Alopecia (Hair Loss) In Dogs

Alopecia (Hair Loss) In Dogs

Alopecia (hair loss) is another condition that humans and dogs have in common. It is defined as a complete or partial loss of hair, or a failure of hair to grow.

Note that this is different from the usual shedding of hair as seasons change which may involve patchy coats. This requires a diagnosis by a veterinarian who will prescribe treatments accordingly since it can affect the immune, lymphatic and endocrine systems.


The symptoms of alopecia in dogs are noticeable and appear as gradual or acute bald patches in the coat. Here is what you should look out for:

  • Loss of hair around eyes and mouth
  • Bald patches or overall hair loss
  • Symmetrical hair loss on both sides of the body
  • Scaly skin
  • Crusting and inflammation of the skin
  • Itchiness and wounds from scratching
  • Discolored, grey, or dark patches of skin
  • Oozing or bleeding at bald spots


Alopecia can be a result of diseases, infections, and conditions such as mange, caused by mites, which can cause hair loss and crusting, or Cushing’s disease where the body overproduces steroid hormones resulting in hair loss. Alopecia may also be caused by infections of ringworm (fungal infection) that causes circular patches along with lesions, inflammation, and crusting. It may also be caused by bacterial infections which are usually treated with antibiotics.

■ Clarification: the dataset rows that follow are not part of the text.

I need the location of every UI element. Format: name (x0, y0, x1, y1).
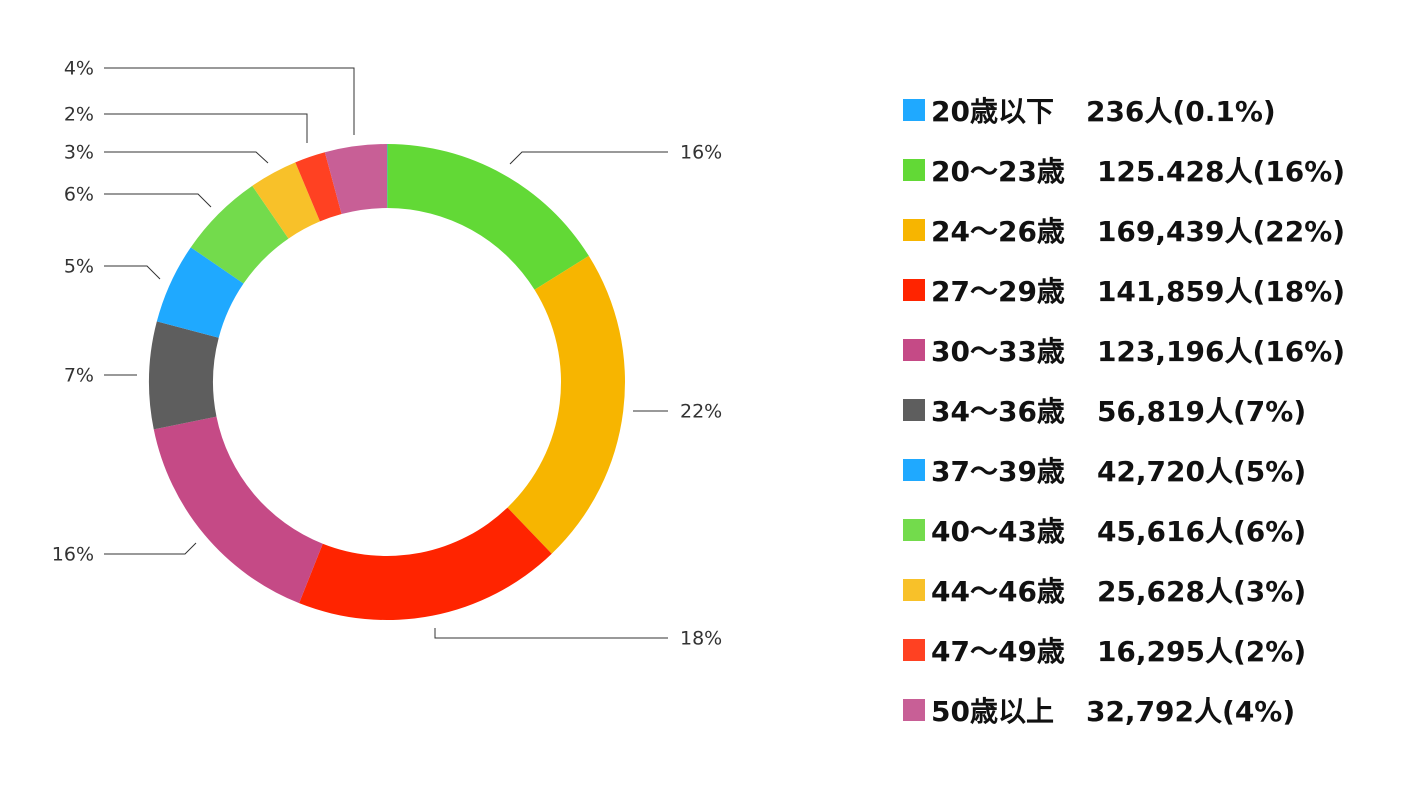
legend-swatch (903, 279, 925, 301)
legend-count: 236人(0.1%) (1085, 95, 1276, 128)
legend-item: 50歳以上 32,792人(4%) (903, 680, 1345, 740)
legend-age-group: 40〜43歳 (931, 515, 1065, 548)
callout-leader-line (104, 113, 308, 143)
legend-age-group: 20〜23歳 (931, 155, 1065, 188)
callout-leader-line (104, 542, 197, 555)
legend-age-group: 47〜49歳 (931, 635, 1065, 668)
legend-count: 32,792人(4%) (1085, 695, 1296, 728)
slice-percent-label: 16% (680, 142, 722, 164)
donut-slice (387, 144, 589, 290)
legend-item: 24〜26歳 169,439人(22%) (903, 200, 1345, 260)
legend-age-group: 20歳以下 (931, 95, 1054, 128)
donut-slice (299, 507, 552, 621)
legend-swatch (903, 339, 925, 361)
legend-item: 44〜46歳 25,628人(3%) (903, 560, 1345, 620)
slice-percent-label: 16% (52, 544, 94, 566)
legend-item: 20〜23歳 125.428人(16%) (903, 140, 1345, 200)
legend-count: 45,616人(6%) (1096, 515, 1307, 548)
legend-item: 20歳以下 236人(0.1%) (903, 80, 1345, 140)
legend-count: 25,628人(3%) (1096, 575, 1307, 608)
donut-slice (149, 321, 219, 430)
donut-slice (252, 162, 320, 239)
legend-count: 141,859人(18%) (1096, 275, 1346, 308)
legend-swatch (903, 459, 925, 481)
legend-swatch (903, 99, 925, 121)
slice-percent-label: 7% (64, 365, 94, 387)
slice-callouts: 16% 22% 18% 16% 7% 5% 6% 3% 2% 4% (52, 58, 722, 650)
donut-slice (156, 247, 244, 338)
donut-slice (153, 416, 323, 604)
legend-swatch (903, 219, 925, 241)
slice-percent-label: 3% (64, 142, 94, 164)
legend-item: 27〜29歳 141,859人(18%) (903, 260, 1345, 320)
legend-item: 40〜43歳 45,616人(6%) (903, 500, 1345, 560)
legend-count: 123,196人(16%) (1096, 335, 1346, 368)
callout-leader-line (434, 628, 668, 639)
callout-leader-line (104, 193, 212, 208)
callout-leader-line (104, 67, 355, 135)
donut-slice (507, 255, 625, 554)
callout-leader-line (104, 151, 269, 164)
legend-count: 56,819人(7%) (1096, 395, 1307, 428)
legend-count: 16,295人(2%) (1096, 635, 1307, 668)
legend-age-group: 27〜29歳 (931, 275, 1065, 308)
legend-count: 169,439人(22%) (1096, 215, 1346, 248)
slice-percent-label: 22% (680, 401, 722, 423)
legend-swatch (903, 399, 925, 421)
callout-leader-line (509, 151, 668, 165)
legend-item: 30〜33歳 123,196人(16%) (903, 320, 1345, 380)
legend-swatch (903, 699, 925, 721)
legend-swatch (903, 639, 925, 661)
legend-count: 42,720人(5%) (1096, 455, 1307, 488)
legend-age-group: 30〜33歳 (931, 335, 1065, 368)
legend-age-group: 50歳以上 (931, 695, 1054, 728)
legend-age-group: 37〜39歳 (931, 455, 1065, 488)
slice-percent-label: 6% (64, 184, 94, 206)
legend-item: 37〜39歳 42,720人(5%) (903, 440, 1345, 500)
slice-percent-label: 2% (64, 104, 94, 126)
chart-legend: 20歳以下 236人(0.1%) 20〜23歳 125.428人(16%) 24〜26歳… (903, 80, 1345, 740)
donut-slice (190, 185, 289, 284)
legend-age-group: 24〜26歳 (931, 215, 1065, 248)
legend-swatch (903, 579, 925, 601)
slice-percent-label: 4% (64, 58, 94, 80)
legend-item: 47〜49歳 16,295人(2%) (903, 620, 1345, 680)
slice-percent-label: 18% (680, 628, 722, 650)
legend-age-group: 34〜36歳 (931, 395, 1065, 428)
legend-count: 125.428人(16%) (1096, 155, 1346, 188)
donut-slice (295, 152, 342, 222)
legend-item: 34〜36歳 56,819人(7%) (903, 380, 1345, 440)
legend-age-group: 44〜46歳 (931, 575, 1065, 608)
callout-leader-line (104, 265, 161, 280)
legend-swatch (903, 159, 925, 181)
donut-slice (324, 144, 387, 215)
donut-slices (149, 144, 625, 621)
slice-percent-label: 5% (64, 256, 94, 278)
legend-swatch (903, 519, 925, 541)
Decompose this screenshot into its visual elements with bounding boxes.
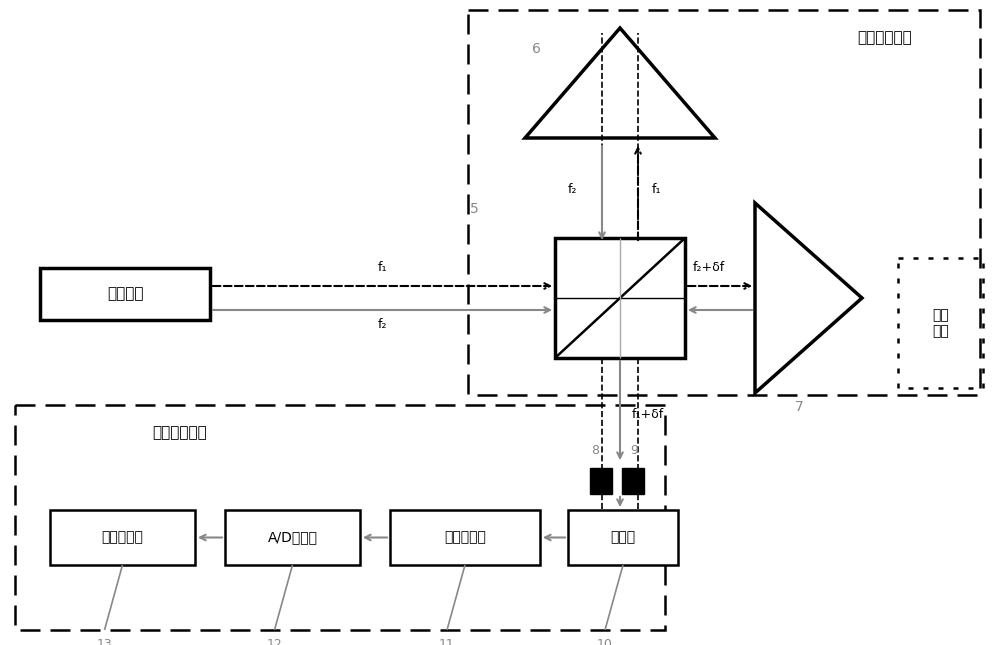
- Text: 8: 8: [591, 444, 599, 457]
- Text: f₁+δf: f₁+δf: [632, 408, 664, 421]
- Text: 11: 11: [439, 638, 455, 645]
- Text: 信号处理组件: 信号处理组件: [153, 426, 207, 441]
- Text: 低通滤波器: 低通滤波器: [444, 530, 486, 544]
- Text: 5: 5: [470, 202, 479, 216]
- Text: 干涉光路组件: 干涉光路组件: [858, 30, 912, 46]
- Text: 12: 12: [267, 638, 282, 645]
- Bar: [50, 510, 195, 565]
- Text: 6: 6: [532, 42, 541, 56]
- Text: 7: 7: [795, 400, 804, 414]
- Bar: [40, 268, 210, 320]
- Text: 10: 10: [597, 638, 613, 645]
- Text: 光源组件: 光源组件: [107, 286, 143, 301]
- Bar: [555, 238, 685, 358]
- Text: f₂: f₂: [567, 183, 577, 196]
- Text: f₂: f₂: [378, 318, 387, 331]
- Bar: [225, 510, 360, 565]
- Bar: [390, 510, 540, 565]
- Text: 9: 9: [630, 444, 638, 457]
- Bar: [590, 468, 612, 494]
- Bar: [568, 510, 678, 565]
- Text: A/D转换器: A/D转换器: [268, 530, 318, 544]
- Bar: [898, 258, 983, 388]
- Text: 振动
物体: 振动 物体: [932, 308, 949, 338]
- Bar: [15, 405, 665, 630]
- Bar: [468, 10, 980, 395]
- Text: 13: 13: [97, 638, 112, 645]
- Text: 鉴频器: 鉴频器: [610, 530, 636, 544]
- Text: f₂+δf: f₂+δf: [693, 261, 725, 274]
- Text: f₁: f₁: [651, 183, 661, 196]
- Bar: [622, 468, 644, 494]
- Text: 计算机系统: 计算机系统: [102, 530, 143, 544]
- Text: f₁: f₁: [378, 261, 387, 274]
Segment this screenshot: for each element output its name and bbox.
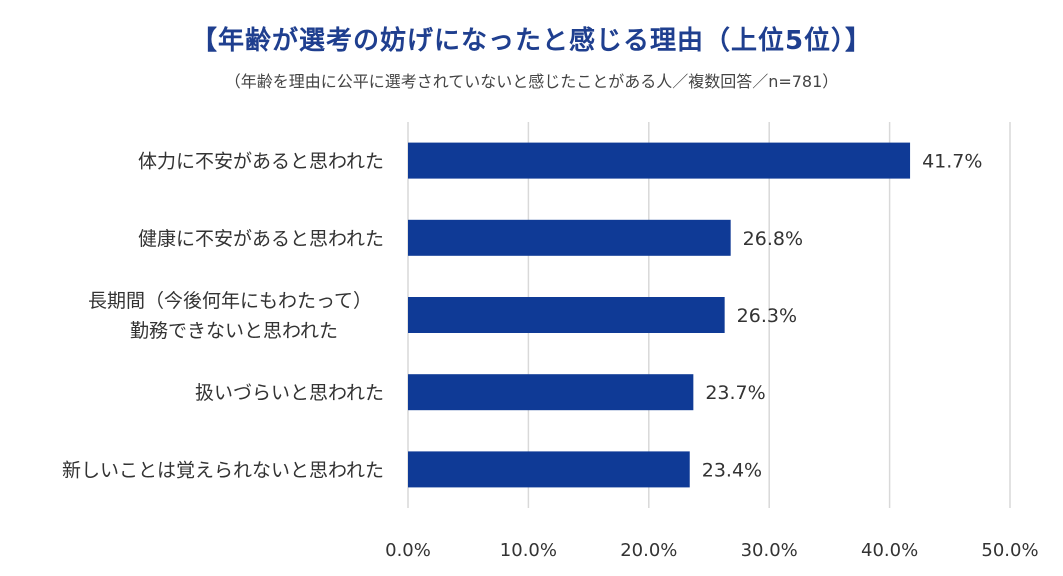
labels: 0.0% 10.0% 20.0% 30.0% 40.0% 50.0% 41.7% 体力に不安が… <box>62 151 1039 561</box>
chart-subtitle: （年齢を理由に公平に選考されていないと感じたことがある人／複数回答／n=781） <box>224 72 839 91</box>
x-tick-label: 50.0% <box>981 540 1038 561</box>
x-tick-label: 30.0% <box>741 540 798 561</box>
category-label: 長期間（今後何年にもわたって） <box>88 290 372 312</box>
x-tick-label: 20.0% <box>620 540 677 561</box>
bar <box>408 374 694 411</box>
value-label: 26.8% <box>743 228 803 250</box>
category-label: 体力に不安があると思われた <box>138 151 384 173</box>
value-label: 23.4% <box>702 459 762 481</box>
value-label: 26.3% <box>737 305 797 327</box>
x-tick-label: 40.0% <box>861 540 918 561</box>
category-label: 新しいことは覚えられないと思われた <box>62 459 384 481</box>
value-label: 41.7% <box>922 151 982 173</box>
value-label: 23.7% <box>705 382 765 404</box>
bar <box>408 451 690 488</box>
bars <box>408 142 911 488</box>
category-label: 健康に不安があると思われた <box>138 228 384 250</box>
chart-title: 【年齢が選考の妨げになったと感じる理由（上位5位）】 <box>190 26 873 56</box>
category-label: 勤務できないと思われた <box>130 320 338 342</box>
bar <box>408 142 911 179</box>
category-label: 扱いづらいと思われた <box>195 382 384 404</box>
x-tick-label: 0.0% <box>385 540 431 561</box>
x-tick-label: 10.0% <box>500 540 557 561</box>
bar <box>408 219 731 256</box>
bar <box>408 297 725 333</box>
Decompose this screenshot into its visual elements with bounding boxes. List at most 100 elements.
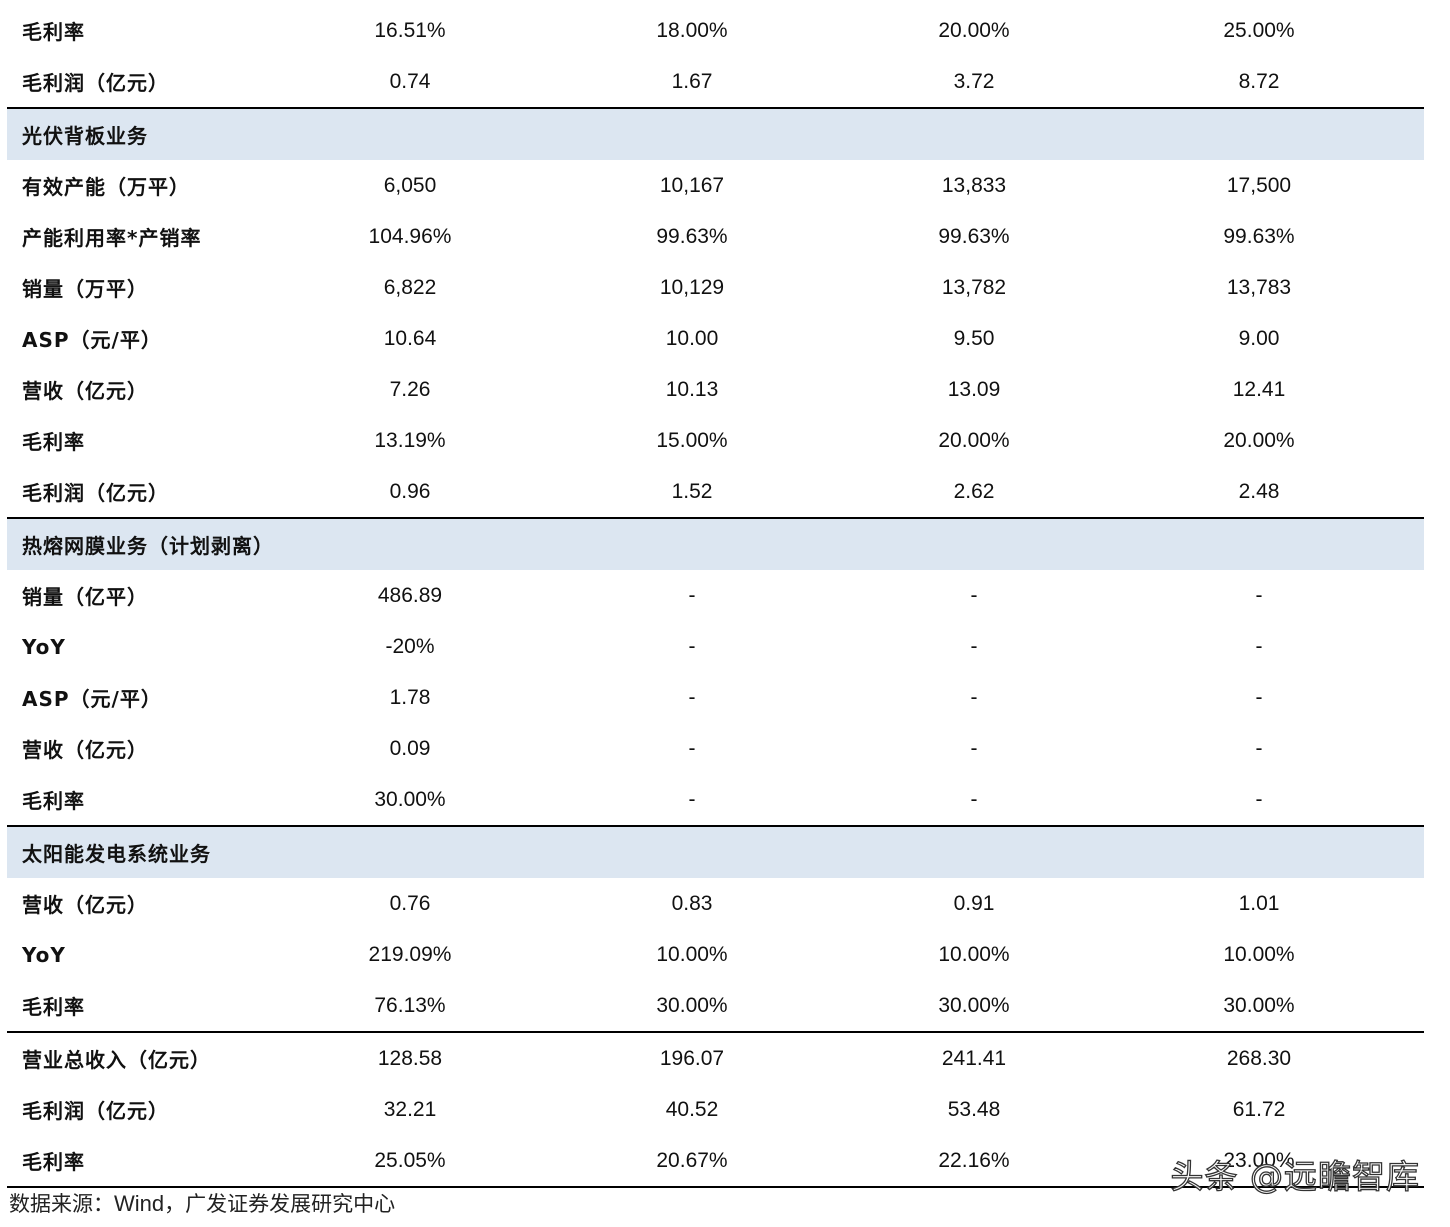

Alopecia may also be caused by allergies. This is usually a result of flea bites which leads to chewing and scratching of the skin which causes damage to their coats. It may also be a result of putting pressure on areas such as elbows, or wherever they lay on hard surfaces. This may also result in calluses which may crack and bleed. Another culprit is rashes and hives from contact with plants, chemicals, and even certain medications.

Some breeds are more likely to develop bald spots, and their alopecia is hereditary. This includes Chihuahuas, Dachshunds, Greyhounds, and Whippets.

Other causes include:

  • Reaction to a foreign body in the skin, eg splinter or glass
  • Reaction to vaccination
  • Nervous behaviors such as chewing and licking
  • Diabetes
  • Thyroid issues
  • Hormonal imbalance
  • Chemotherapy and certain cancers


Treatment for alopecia may include treating the underlying condition. This may include oral or topical antibiotics, antifungals, and steroids. It may also involve medicated shampoos for infections or antihistamines for allergic reactions. Treatment may also involve flea and tick treatment, insulin for diabetes, thyroid medication or hormone therapy, and surgery to remove tumors or cancer.

Supplements such as fish oil, Vitamin A and Vitamin E are useful for improving the health of your dog’s skin and fighting off infections. Using an Elizabethan collar may also be necessary to stop your dog from chewing and licking affected areas.